The camps are part of an overall trend of children becoming serious consumers of foodie culture. The microwave generation is giving way to children raised on the Food Network and celebrity chefs.

“Kids are really interested in food,” says Hilleary Kehrli, spokeswoman for kitchen good retailer Williams-Sonoma, which started a line of cooking tools for children last year.

“They’re seeing it on TV, and it continues the tradition of kids learning to cook from their parents and grandparents,” says Kehrli, whose company also offers cooking classes for kids. “We’ve really seen a big push for it.”

The kids’ interest has caught even some professional chefs off guard.

“I don’t know if it’s the Food Network or what, but there are kids that show up already knowing how to make a hollandaise sauce, and 10 years ago, they wouldn’t even know what that was,” said Kelly Dietrich, founder of Kids Culinary Cooking Camp in Highgate, Vt., where parents spend up to $2,650 a week to send their kids to learn advanced techniques.

The sleepover camp started five years ago for boys and girls ages 10 to 16, and it’s so popular the camp started this summer offering higher-end skills such as growing shiitake mushrooms and raising seafood. “We’ve seen a huge growth in interest” and campers coming from as far away as South Africa and Japan, Dietrich said.

The trend has been noticed by traditional summer camps where culinary skills once were limited to roasting weiners or marshmallows over a fire.

“Many of our camps are adding cooking as an elective,” said Peg Smith, CEO of the Indiana-based American Camp Association, which includes 2,600 camps. “Kids are definitely concerned about nutrition. Cooking is a great opportunity to have fun with your friends. And you get to eat what you make. It’s not like the art project that just sits there on the shelf.”

And parents, worried about poor nutrition and childhood obesity, are thrilled to cultivate their kids’ interest, camp instructors say. Some are infrequent cooks themselves and fear their kids are missing out on the kind of learning that once was had at Mom’s side.

“Parents kept saying, ‘Oh, do you offer anything for kids?'” said Diane Bukatman, a personal chef from the Baltimore suburb of Reisterstown who started Kids Cook camps in her kitchen. “We sort of did it as a lark to try it seven years ago, and it filled up instantly without us even advertising it.”

Bukatman has expanded her day camp to eight summer sessions, with most weeks having 14 kids instead of the 12 she aimed for. She now offers specialty weeks in pastry and ethnic cooking and special lessons during the school year.

“They never learned this stuff at home. I taught them how to dice onions the other day and they went home and taught their parents. I mean, it’s horrifying!” Bukatman said with a laugh.
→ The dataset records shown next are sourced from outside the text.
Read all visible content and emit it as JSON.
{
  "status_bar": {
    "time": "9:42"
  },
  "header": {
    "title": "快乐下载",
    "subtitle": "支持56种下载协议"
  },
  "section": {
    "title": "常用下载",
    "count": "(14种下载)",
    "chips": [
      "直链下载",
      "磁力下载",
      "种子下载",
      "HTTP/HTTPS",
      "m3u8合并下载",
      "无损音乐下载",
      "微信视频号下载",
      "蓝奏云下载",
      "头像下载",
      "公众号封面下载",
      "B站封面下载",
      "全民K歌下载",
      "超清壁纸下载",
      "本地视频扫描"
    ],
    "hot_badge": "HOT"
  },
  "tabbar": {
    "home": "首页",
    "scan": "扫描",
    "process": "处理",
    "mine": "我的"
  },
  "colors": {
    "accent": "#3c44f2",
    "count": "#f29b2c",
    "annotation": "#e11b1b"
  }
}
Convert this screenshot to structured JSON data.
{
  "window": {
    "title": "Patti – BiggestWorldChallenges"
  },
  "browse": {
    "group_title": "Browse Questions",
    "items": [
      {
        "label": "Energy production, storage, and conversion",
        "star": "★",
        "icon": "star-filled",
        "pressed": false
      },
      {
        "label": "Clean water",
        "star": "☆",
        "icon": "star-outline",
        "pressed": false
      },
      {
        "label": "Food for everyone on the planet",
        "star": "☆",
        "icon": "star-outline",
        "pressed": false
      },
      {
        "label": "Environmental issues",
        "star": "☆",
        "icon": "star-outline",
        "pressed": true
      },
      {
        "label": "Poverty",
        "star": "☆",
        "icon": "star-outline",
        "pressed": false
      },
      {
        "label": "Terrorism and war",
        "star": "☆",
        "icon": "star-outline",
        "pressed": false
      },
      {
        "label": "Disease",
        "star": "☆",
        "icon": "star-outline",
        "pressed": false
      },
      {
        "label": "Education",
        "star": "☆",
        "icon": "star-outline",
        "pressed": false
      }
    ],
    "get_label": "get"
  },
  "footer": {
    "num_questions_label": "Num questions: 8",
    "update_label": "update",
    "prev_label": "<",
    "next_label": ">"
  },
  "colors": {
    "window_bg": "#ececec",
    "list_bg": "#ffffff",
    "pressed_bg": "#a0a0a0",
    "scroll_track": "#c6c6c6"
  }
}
Just a couple days into the Deliciously Nutritious camp, 9-year-old A.J. Jones went home and started a family tradition: eating supper with his parents. He even made the pasta salad.

“It’s normally, like, my dad’s in the family room, my mom’s standing up, and I’m at the counter,” Jones said. “Some nights, my mom will sit at the counter with me, but now, starting a couple nights ago, we’re having family dinners.”

Another camper, 11-year-old Daina Sivilli, taught her mom how to peel a potato. “She was totally doing it wrong,” Sivilli said.

Parents not cooking at home has led to kids needing lessons in kitchen safety and food preparation, said Shelly Cheng, who started a cooking camp in her kitchen in Lakeland, Tenn., five years ago.

“Nowadays, parents are just so busy. You have two-income families and parents aren’t cooking at home,” said Cheng, taking a break after leading campers through Salisbury steak with mushroom sauce and chocolate-banana panini dessert sandwiches.

Camp chefs say the classes are worthwhile even if the kids never go on to become gourmet cooks.

“Our goal is to change the way kids think about food, so that when they grow up, they’re healthier,” said Owens, who like other chef instructors, requires her charges to at least taste every dish. “You only get one body, and you have to take care of it.”